Secondo quello che abbiamo fin qui ragionato, la speranza si costituisce come una forza attiva per il nostro agire, il quale, in assenza di essa, deperirebbe fino allo spegnimento catatonico. Ma la speranza, a propria volta, trova nella sua passata soddisfazione quella forza di cui pure essa necessita per mantenersi in vita come aspettativa fiduciosa relativa all’accadere di un bene futuro. In questo modo, allora, la speranza è una forza che per esistere ha bisogno di una forza altra da lei, la cui esistenza è sperimentata nei fatti passati, oppure viene tenuta ferma dalla fede religiosa. Sulla scorta di queste ultime indicazioni siamo portati a concludere, allora, non solo che la speranza attuale è forza (per il nostro agire), ma anche che quella forza in cui consiste la speranza appagata è ciò che genera e tiene viva la speranza attuale come pure la speranza futura.

La speranza può appartenere a chi attualmente è disagiato, sfortunato, oppresso, vessato, ma non a chi è ed è sempre stato debole sotto ogni punto di vista.

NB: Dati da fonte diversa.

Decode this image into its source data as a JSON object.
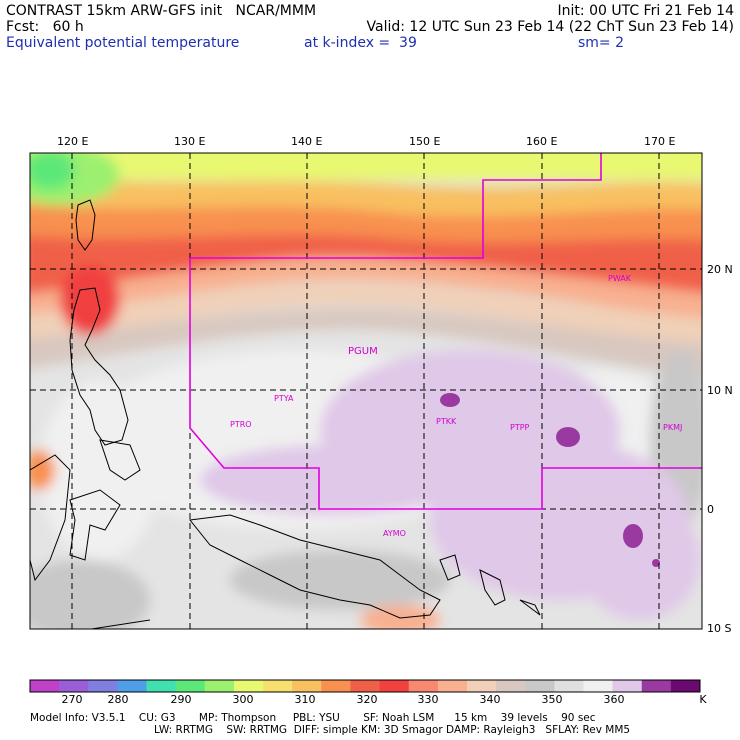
{
  "header": {
    "line1_left": "CONTRAST 15km ARW-GFS init   NCAR/MMM",
    "line1_right": "Init: 00 UTC Fri 21 Feb 14",
    "line2_left": "Fcst:   60 h",
    "line2_right": "Valid: 12 UTC Sun 23 Feb 14 (22 ChT Sun 23 Feb 14)",
    "line3_left": "Equivalent potential temperature",
    "line3_mid": "at k-index =  39",
    "line3_right": "sm= 2"
  },
  "map": {
    "lon_ticks": [
      "120 E",
      "130 E",
      "140 E",
      "150 E",
      "160 E",
      "170 E"
    ],
    "lat_ticks": [
      "20 N",
      "10 N",
      "0",
      "10 S"
    ],
    "stations": [
      {
        "id": "PWAK"
      },
      {
        "id": "PGUM"
      },
      {
        "id": "PTYA"
      },
      {
        "id": "PTRO"
      },
      {
        "id": "PTKK"
      },
      {
        "id": "PTPP"
      },
      {
        "id": "PKMJ"
      },
      {
        "id": "AYMO"
      }
    ]
  },
  "colorbar": {
    "labels": [
      "270",
      "280",
      "290",
      "300",
      "310",
      "320",
      "330",
      "340",
      "350",
      "360"
    ],
    "unit": "K",
    "colors": [
      "#c040c8",
      "#9a5fd8",
      "#7f7fe0",
      "#4f9fe8",
      "#40e0b0",
      "#5ce878",
      "#9cf070",
      "#e8f870",
      "#f8e070",
      "#f8c060",
      "#f89050",
      "#f06048",
      "#f04040",
      "#f88870",
      "#f8b090",
      "#f0d0b8",
      "#d8c8c0",
      "#c8c8c8",
      "#e0e0e0",
      "#f0f0f0",
      "#e0c8e8",
      "#9a3aa0",
      "#6a0a70"
    ]
  },
  "footer": {
    "line1": "Model Info: V3.5.1    CU: G3       MP: Thompson     PBL: YSU       SF: Noah LSM      15 km    39 levels    90 sec",
    "line2": "LW: RRTMG    SW: RRTMG  DIFF: simple KM: 3D Smagor DAMP: Rayleigh3   SFLAY: Rev MM5"
  }
}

La mancanza totale di forza – la mancanza totale di un desiderio di bene che ha saputo trovare la sua soddisfazione o il suo appagamento – non può generare alcuna speranza. E solo chi è stato, chi è, o chi si saprà rendere forte può realmente sperare che la situazione attuale possa volgere verso il meglio. Al di là delle celebrazioni ipocrite e stucchevoli della debolezza disarmata fine a se stessa, occorre dire che è la forza del desiderio ciò che consente alla speranza la sua attuale sopravvivenza. Ma si tratta, a questo punto, di intendere esattamente anche cosa sia la forza autentica, e di capire come questa si distingua dalla violenza e dalla pretesa di offrire soddisfazione solo ad un desiderio unilaterale di sopraffazione che non tiene conto della natura sociale o relazionale dell’essere umano.

Sapranno i discorsi sulla speranza tenere in vista il nesso strettissimo che la lega alla forza? E sapranno i discorsi sulla forza – più che mai attuali – riconoscere che forza non significa necessariamente violenza ma anzi capacità di opporsi alla violenza e alla sopraffazione? Permanere in uno stato di debolezza, per definizione, significa permanere in una condizione all’interno della quale nulla – nemmeno la speranza – può opporsi efficacemente ai violenti che agiscono per mettere a tacere il nostro desiderio di bene.